Yup, people trying to justify HSU budgets especailly in small built up areas where generally nothing happens.


----------



## Kraut783 (Oct 3, 2012)

Fusion centers re-hashing existing IIRs...they want to take CT away from the FBI....crazy turf battles


----------



## QC (Oct 3, 2012)

I really don't know why they bother. The FBI seems to do things faster. HSINT...what a joke.


----------



## LimaOscarSierraTango (Oct 3, 2012)

This is interesting.  I was at a terrorism symposium the day this came out.  One of the speakers was talking about the fusion centers.  I thought it was the FBI that was talking about them, but it may have actually been DHS now that I think of it.  It sounded like they work in conjunction with the FBI and it has helped out quite a bit (at least out in NorCal).  But then again, maybe they just needed to justify their job? 

Really, it sounded like it was a place for paranoid citizens to report anything they felt they needed to report, and LEO's can pass on any extra info to the FBI for anything that may be in their jurisdiction.


----------



## SpitfireV (Oct 3, 2012)

Fuckin' castlebuilding. See it here, too.


----------



## QC (Oct 4, 2012)

Farkin' A bro. The NCA here was the same.


----------



## Marauder06 (Oct 4, 2012)

IIRC (no guarantee of that) these "fusion centers" came about after someone saw the success that the Task Force had with similar centers in Iraq and Afghanistan.  "If it worked for the Task Force, it will work for us, too!"  It briefs well, but a lot of people saw the kinds of things we were doing and tried to emulate it, and failed miserably.  

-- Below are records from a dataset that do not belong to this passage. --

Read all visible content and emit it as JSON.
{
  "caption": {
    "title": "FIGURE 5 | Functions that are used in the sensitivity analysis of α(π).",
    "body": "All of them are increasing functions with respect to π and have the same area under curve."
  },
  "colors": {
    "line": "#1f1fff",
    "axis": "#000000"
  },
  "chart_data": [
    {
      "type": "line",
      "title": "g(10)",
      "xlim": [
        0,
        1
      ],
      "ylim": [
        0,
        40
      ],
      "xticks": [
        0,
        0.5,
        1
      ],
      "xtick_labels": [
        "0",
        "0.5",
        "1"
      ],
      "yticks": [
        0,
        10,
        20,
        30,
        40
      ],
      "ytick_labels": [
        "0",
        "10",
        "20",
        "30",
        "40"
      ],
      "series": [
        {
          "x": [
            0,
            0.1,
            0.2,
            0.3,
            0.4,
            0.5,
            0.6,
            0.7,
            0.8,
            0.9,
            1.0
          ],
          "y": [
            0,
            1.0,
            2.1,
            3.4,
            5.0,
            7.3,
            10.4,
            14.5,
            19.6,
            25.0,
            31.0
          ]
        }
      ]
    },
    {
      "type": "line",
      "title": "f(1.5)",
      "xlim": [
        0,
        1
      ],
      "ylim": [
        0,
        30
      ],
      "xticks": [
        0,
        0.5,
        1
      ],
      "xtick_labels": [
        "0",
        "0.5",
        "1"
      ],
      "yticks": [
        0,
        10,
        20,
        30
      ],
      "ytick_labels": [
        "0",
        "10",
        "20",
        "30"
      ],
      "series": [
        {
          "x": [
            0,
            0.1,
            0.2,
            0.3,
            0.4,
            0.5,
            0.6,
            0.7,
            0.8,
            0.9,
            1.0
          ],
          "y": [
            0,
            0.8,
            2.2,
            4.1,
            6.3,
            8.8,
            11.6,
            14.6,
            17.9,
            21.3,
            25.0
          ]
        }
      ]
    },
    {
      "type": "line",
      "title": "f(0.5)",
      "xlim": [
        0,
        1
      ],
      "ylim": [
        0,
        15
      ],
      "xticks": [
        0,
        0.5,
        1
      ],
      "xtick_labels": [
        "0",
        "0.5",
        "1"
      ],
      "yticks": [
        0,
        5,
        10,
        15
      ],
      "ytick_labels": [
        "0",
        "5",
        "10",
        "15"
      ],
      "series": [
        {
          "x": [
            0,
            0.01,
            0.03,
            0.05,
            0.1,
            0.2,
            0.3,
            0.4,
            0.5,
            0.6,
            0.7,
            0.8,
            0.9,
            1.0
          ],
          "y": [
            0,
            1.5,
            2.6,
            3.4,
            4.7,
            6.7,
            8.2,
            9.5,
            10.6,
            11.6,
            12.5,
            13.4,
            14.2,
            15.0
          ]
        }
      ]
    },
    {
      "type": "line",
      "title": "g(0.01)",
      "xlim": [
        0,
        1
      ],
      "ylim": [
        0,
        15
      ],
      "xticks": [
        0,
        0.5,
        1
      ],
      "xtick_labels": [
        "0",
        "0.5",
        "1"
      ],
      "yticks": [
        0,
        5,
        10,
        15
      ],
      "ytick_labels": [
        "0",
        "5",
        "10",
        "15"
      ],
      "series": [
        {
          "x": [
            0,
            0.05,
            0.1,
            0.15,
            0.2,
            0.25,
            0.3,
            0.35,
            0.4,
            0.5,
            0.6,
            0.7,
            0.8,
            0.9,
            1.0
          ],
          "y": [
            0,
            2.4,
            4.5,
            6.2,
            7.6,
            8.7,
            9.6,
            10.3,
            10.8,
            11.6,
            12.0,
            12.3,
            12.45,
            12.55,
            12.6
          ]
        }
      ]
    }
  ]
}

There are some "best practices" in SOF that are transferable, many are not.  This may have been one of them.


----------



## DirtySailor (Nov 7, 2012)

I am reading about fusion centers...I find their role confusing.


----------



## Worldweaver (Nov 7, 2012)

DirtySailor said:


> I am reading about fusion centers...I find their role confusing.


 
My understanding is that they're a way to privatize and store personal information without cause, which the Government cannot do but a private security company can, and then facilitate the interaction between multiple agencies.  

I'll take circumvent the Constitution for $500 Alex.


----------



## DirtySailor (Nov 7, 2012)

Wow. Intelligence oversight not matter anymore? Guess not...


----------